Wednesday, January 16, 2013

Communicate Like a (Mindful) Pro

At some point in time, each of us will need to dialogue with someone who is disrespectful or who rubs us the wrong way. There are some people we simply can’t avoid because we work with them or they are in our family, or for some reason, we cannot simply ignore them, no matter how badly we want to or how hard we try.

Here are some suggestions for healthy communication for the next time you find yourself needing to speak up.

1.) Say It As Soon As Possible
If you have something to say but you hold it in, it will fester. Then, you will likely be angry and everything you say will be loaded with that emotion. Its difficult to communicate or see anything clearly when all you see is red. Sooner is always better.

2.) Don’t Assume
Never assume that you know what the other person is thinking or experiencing. We never know what kind of drama may be in their lives that may cause them to act the way they do. As an example, I once taught a restorative yoga workshop. After class an unassuming, gentle student—one I’d never met before that day—approached me. She said, “I just want to thank you for the class. When I served in Iraq I was captured and held hostage and this class really helped me process the emotion and fear from that experience.” I had no idea, and we usually don’t. So ask questions, or at least be open to hearing what the other person has to say.

3.) Take Responsibility
If you did something hurtful (even if you didn’t mean it), apologize. Be willing to make change yourself, don’t just expect the other person to change. The reality is, the other person may not change at all. Communicating isn’t about trying to get someone to change, but about speaking up for yourself, maintaining healthy boundaries and evolving to meet the situation at hand. 

4.) Apply the Four Gates of Speech. These questions help further streamline your communication.

• Is it truthful?
Get your facts straight. Make sure you are talking to the correct person about something they have control over. If not, you might look like a real jackass or say something you truly regret.

• Is it necessary to say?
Take the time to examine your thoughts and feelings. Are you reacting to something that has nothing to do with the situation that’s bugging you? Will you be able to let it go if you don’t say anything? Can the situation even be changed? (i.e. the other person’s hands might be tied by some circumstance, even if they want to change it)

• Is this the right time to say it?
Be aware of the other person’s mood and what they are doing. If they are already in a bad mood, what you say could make it worse. Also, if they are occupied, say they are on the phone, working on the computer or otherwise distracted, they won’t be able to engage in conversation or hear you with any clarity. Start out by asking if they have a moment to chat. If they say yes, then you know you’ve got their attention.

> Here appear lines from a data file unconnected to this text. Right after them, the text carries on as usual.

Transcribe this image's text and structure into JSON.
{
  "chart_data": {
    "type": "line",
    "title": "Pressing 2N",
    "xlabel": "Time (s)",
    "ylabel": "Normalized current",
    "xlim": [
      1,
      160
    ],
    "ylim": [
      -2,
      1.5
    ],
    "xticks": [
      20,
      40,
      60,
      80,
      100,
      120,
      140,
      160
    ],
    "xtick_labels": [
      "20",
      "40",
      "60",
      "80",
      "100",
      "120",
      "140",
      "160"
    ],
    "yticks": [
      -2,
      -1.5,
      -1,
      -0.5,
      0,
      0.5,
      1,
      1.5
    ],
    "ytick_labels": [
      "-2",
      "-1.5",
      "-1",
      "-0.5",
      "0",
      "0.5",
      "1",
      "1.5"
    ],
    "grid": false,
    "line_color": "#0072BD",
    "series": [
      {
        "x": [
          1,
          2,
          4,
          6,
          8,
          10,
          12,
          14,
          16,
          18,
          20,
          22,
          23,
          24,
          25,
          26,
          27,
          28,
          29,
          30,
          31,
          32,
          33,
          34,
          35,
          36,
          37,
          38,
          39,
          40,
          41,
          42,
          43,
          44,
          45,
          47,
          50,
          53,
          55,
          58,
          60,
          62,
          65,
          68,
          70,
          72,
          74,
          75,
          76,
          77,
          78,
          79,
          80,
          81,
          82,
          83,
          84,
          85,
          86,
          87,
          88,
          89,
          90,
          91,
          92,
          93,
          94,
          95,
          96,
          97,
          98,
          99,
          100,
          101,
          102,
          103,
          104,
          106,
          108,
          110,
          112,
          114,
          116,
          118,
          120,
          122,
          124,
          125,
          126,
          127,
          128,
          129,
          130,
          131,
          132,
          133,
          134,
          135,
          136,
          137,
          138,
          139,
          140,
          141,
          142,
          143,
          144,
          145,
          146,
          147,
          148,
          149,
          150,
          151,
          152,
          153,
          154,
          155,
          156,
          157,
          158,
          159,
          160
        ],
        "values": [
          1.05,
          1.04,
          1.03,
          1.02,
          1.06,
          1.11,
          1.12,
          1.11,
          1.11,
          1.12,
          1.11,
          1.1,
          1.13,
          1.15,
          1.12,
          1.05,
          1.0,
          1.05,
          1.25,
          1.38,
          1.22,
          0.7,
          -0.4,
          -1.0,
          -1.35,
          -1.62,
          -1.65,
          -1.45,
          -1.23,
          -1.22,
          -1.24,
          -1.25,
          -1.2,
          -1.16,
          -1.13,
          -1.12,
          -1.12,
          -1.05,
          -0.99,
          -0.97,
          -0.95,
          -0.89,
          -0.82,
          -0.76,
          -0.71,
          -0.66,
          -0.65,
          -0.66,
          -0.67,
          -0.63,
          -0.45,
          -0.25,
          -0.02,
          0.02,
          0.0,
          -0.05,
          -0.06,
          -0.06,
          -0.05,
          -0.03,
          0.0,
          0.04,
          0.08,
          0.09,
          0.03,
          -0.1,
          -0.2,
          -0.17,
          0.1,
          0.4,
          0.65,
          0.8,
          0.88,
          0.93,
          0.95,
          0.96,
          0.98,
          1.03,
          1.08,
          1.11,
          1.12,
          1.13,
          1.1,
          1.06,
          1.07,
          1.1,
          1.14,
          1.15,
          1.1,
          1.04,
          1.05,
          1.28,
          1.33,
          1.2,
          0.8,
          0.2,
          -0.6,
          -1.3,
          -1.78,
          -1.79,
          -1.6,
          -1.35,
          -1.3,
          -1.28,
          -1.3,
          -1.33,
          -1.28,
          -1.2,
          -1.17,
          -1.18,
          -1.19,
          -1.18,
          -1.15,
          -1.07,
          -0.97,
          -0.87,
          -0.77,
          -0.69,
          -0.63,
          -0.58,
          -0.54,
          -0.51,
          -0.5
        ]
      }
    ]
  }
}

• Can it be said in a kind way?
We all know how it feels to be spoken to in a derogatory way and none of us like it. Excerpted from the book Blink, “…in fact, the presence of contempt in a marriage can even predict such things as how many colds a husband or wife gets; in other words, having someone you love express contempt toward you is is so stressful that it begins to effect the functioning of your immune system.” So, think about what you are going to say before you say it. Think of the other person as your equal and frame the conversation in a way that is respectful. Besides when you talk down to someone, they never, ever take you seriously!